L'avocat, qui se trouvait récemment à Port-au-Prince, prévoit de regagner la capitale haïtienne dans les prochains jours, mais il n'a pas voulu dire à quelle date.

Le gouvernement haïtien avait annoncé la semaine dernière qu'il était prêt à remettre un passeport à l'ancien président si ce dernier en faisait la demande.

Dans un communiqué diffusé mi-janvier, M. Aristide, installé en Afrique du Sud, avait expliqué vouloir rentrer au pays pour des raisons médicales et aussi "pour contribuer à servir mes frères et soeurs haïtiens en tant que simple citoyen dans le domaine de l'éducation".

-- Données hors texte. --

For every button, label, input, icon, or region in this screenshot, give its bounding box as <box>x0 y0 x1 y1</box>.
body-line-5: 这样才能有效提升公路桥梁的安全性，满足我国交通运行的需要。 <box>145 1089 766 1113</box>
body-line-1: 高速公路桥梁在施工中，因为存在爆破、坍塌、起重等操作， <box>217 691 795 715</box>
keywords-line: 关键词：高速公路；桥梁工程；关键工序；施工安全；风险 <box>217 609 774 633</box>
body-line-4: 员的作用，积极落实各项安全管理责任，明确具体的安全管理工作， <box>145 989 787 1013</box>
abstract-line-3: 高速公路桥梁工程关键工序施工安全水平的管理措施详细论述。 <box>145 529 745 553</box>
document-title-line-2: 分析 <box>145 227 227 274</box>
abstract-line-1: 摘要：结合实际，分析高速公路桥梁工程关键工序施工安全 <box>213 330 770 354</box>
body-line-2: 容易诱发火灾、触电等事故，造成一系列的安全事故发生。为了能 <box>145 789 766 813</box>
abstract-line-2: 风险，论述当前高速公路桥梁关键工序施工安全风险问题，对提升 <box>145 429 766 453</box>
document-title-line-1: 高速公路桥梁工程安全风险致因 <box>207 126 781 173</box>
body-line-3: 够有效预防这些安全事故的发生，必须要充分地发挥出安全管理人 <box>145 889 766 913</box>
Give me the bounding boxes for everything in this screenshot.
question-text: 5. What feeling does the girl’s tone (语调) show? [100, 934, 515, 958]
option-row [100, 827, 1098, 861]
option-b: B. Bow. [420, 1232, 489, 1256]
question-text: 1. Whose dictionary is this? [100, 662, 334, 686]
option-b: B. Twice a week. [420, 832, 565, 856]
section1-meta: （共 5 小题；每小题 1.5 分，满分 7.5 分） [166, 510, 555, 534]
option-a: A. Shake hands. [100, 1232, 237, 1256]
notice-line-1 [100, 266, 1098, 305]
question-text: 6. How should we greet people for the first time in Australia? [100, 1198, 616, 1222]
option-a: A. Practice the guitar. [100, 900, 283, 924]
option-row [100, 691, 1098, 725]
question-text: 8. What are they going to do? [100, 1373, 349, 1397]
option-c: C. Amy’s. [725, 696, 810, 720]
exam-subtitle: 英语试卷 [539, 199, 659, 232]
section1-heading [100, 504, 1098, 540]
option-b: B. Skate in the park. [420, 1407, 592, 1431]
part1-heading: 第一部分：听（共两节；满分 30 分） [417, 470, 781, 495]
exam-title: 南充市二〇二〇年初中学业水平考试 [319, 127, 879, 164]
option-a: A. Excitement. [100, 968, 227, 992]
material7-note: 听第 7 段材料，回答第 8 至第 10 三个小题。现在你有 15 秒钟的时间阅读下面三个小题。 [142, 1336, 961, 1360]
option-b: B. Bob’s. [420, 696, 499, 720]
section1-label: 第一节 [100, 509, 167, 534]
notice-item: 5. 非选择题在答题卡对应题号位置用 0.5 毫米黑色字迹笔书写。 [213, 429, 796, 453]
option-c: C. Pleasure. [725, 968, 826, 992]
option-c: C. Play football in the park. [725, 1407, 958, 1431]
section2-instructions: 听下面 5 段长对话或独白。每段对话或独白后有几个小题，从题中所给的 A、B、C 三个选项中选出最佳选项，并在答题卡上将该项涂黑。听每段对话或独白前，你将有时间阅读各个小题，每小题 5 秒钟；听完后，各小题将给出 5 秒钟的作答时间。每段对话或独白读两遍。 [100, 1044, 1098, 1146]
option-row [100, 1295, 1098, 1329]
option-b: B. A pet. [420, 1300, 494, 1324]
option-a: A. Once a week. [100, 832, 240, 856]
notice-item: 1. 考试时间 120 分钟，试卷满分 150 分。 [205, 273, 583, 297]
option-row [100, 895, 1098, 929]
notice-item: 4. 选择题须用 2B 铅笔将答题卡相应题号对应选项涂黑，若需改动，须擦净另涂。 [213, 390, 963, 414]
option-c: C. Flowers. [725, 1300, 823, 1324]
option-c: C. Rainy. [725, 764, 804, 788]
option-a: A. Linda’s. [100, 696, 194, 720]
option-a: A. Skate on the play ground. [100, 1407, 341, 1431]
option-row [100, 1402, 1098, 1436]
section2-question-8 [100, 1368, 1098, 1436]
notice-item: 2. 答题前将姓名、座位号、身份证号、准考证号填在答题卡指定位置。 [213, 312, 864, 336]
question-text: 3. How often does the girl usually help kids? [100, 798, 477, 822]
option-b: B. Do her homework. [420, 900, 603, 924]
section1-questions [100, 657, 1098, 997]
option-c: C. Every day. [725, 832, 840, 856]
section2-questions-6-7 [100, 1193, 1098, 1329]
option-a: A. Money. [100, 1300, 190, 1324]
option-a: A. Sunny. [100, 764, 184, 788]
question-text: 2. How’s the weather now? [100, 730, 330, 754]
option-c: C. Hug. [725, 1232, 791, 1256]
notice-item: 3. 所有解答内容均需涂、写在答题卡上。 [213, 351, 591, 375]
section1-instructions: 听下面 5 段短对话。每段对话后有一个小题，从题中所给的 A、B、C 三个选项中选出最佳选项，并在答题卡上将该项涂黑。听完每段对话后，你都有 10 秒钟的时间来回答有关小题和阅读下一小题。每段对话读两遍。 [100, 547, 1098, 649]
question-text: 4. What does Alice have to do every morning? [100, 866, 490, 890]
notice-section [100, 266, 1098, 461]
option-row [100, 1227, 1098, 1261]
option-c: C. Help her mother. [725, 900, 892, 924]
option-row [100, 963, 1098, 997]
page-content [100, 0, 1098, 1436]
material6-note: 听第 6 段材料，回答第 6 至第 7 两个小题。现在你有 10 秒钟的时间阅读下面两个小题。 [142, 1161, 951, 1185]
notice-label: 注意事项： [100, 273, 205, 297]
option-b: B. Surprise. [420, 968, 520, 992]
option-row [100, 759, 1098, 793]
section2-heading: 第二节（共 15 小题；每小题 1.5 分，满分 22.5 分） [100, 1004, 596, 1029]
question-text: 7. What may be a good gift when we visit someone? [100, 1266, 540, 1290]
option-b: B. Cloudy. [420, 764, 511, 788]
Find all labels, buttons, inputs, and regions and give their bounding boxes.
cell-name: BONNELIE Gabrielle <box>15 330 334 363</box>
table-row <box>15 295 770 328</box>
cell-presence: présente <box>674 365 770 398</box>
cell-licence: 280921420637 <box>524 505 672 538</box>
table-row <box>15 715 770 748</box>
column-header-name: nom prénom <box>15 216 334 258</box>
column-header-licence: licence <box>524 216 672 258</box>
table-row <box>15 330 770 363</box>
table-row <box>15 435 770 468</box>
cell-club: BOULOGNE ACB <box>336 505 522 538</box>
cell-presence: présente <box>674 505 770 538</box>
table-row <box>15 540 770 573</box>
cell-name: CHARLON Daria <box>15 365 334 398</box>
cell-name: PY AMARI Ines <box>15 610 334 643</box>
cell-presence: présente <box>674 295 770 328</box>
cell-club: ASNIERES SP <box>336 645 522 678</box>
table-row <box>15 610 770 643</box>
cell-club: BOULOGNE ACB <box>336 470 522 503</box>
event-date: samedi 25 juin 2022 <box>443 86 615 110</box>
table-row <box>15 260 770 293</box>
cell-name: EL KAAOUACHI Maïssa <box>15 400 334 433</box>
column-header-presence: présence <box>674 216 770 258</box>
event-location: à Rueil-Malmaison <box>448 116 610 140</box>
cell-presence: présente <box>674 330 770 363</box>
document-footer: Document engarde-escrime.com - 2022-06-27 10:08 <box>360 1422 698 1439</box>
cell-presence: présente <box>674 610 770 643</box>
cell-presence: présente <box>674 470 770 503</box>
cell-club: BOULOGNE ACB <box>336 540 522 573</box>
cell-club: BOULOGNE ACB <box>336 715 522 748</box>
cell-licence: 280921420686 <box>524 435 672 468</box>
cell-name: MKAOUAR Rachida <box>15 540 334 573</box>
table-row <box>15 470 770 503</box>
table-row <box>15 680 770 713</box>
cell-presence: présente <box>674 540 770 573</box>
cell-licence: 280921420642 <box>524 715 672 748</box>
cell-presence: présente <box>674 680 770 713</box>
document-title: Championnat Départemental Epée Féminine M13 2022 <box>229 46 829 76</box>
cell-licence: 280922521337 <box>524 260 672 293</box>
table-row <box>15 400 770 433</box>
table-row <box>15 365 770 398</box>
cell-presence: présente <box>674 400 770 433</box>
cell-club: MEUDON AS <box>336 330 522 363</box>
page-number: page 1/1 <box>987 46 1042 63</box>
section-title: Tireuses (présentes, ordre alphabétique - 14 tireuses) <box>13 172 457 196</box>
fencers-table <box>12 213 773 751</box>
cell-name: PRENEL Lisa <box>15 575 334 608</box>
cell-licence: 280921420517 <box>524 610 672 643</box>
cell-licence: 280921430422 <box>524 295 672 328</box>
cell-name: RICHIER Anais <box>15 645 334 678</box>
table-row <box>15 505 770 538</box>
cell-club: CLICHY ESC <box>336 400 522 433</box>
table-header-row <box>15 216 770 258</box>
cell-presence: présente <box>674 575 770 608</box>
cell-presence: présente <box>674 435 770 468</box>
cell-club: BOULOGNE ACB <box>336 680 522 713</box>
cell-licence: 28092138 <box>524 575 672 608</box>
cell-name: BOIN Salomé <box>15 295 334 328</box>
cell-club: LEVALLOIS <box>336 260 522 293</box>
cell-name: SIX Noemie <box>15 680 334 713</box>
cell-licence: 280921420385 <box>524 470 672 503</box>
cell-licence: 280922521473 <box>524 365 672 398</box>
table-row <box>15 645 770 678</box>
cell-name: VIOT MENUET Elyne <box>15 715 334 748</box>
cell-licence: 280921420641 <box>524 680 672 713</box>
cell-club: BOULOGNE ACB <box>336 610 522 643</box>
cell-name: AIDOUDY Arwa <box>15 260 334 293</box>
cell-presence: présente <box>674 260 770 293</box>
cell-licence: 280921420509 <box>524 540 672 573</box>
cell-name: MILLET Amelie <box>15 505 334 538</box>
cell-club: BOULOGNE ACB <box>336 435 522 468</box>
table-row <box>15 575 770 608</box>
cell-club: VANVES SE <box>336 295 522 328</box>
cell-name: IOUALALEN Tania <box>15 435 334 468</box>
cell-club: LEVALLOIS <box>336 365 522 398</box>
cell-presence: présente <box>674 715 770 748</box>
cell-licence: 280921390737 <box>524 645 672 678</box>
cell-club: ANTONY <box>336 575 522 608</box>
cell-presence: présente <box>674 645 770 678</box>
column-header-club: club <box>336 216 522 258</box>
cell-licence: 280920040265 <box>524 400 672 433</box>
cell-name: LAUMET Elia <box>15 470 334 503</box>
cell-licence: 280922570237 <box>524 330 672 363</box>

Si son retour se confirme, M. Aristide, toujours très populaire dans les milieux défavorisés, serait le deuxième ex-président à regagner Haïti après Jean-Claude Duvalier. L'ancien dictateur "Baby Doc" a regagné Port-au-Prince le 16 janvier après 25 ans d'exil en France, alors que le pays traversait une crise électorale consécutive au premier tour contesté de l'élection présidentielle du 28 novembre.

Le président sortant, René Préval, aurait initialement dû passer la main ce lundi 7 février, mais son mandat se prolonge dans l'attente du deuxième tour du scrutin présidentiel, prévu le 20 mars. La consultation opposera Mirlande Manigat, une intellectuelle âgée de 70 ans, au chanteur Michel Martelly, 49 ans.

Le Conseil électoral a interverti la semaine dernière les résultats du premier tour, excluant de la course le candidat de M. Préval, Jude Célestin.

Jean-Bertrand Aristide, 57 ans, ancien opposant à la dictature duvaliériste (1957-86) et prêtre partisan de la "théologie de la libération", a été élu une première fois à la tête du pays en 1990, avant d'être chassé du pays huit mois plus tard par un coup d'Etat militaire.

Revenu à la tête de l'Etat en octobre 1994, grâce à une intervention militaire des Etats-Unis, il termine son mandat en 1996, laissant le pouvoir à son dauphin, l'actuel président René Préval.

L'ancien prêtre des bidonvilles, relevé de ses voeux par une dispense vaticane pour pouvoir se marier, est réélu en novembre 2000. Mais il est contraint à l'exil en février 2004, sous la menace d'une insurrection armée conjuguée à des pressions internationales, notamment des Etats-Unis et de la France, qui lui reprochent son incompétence.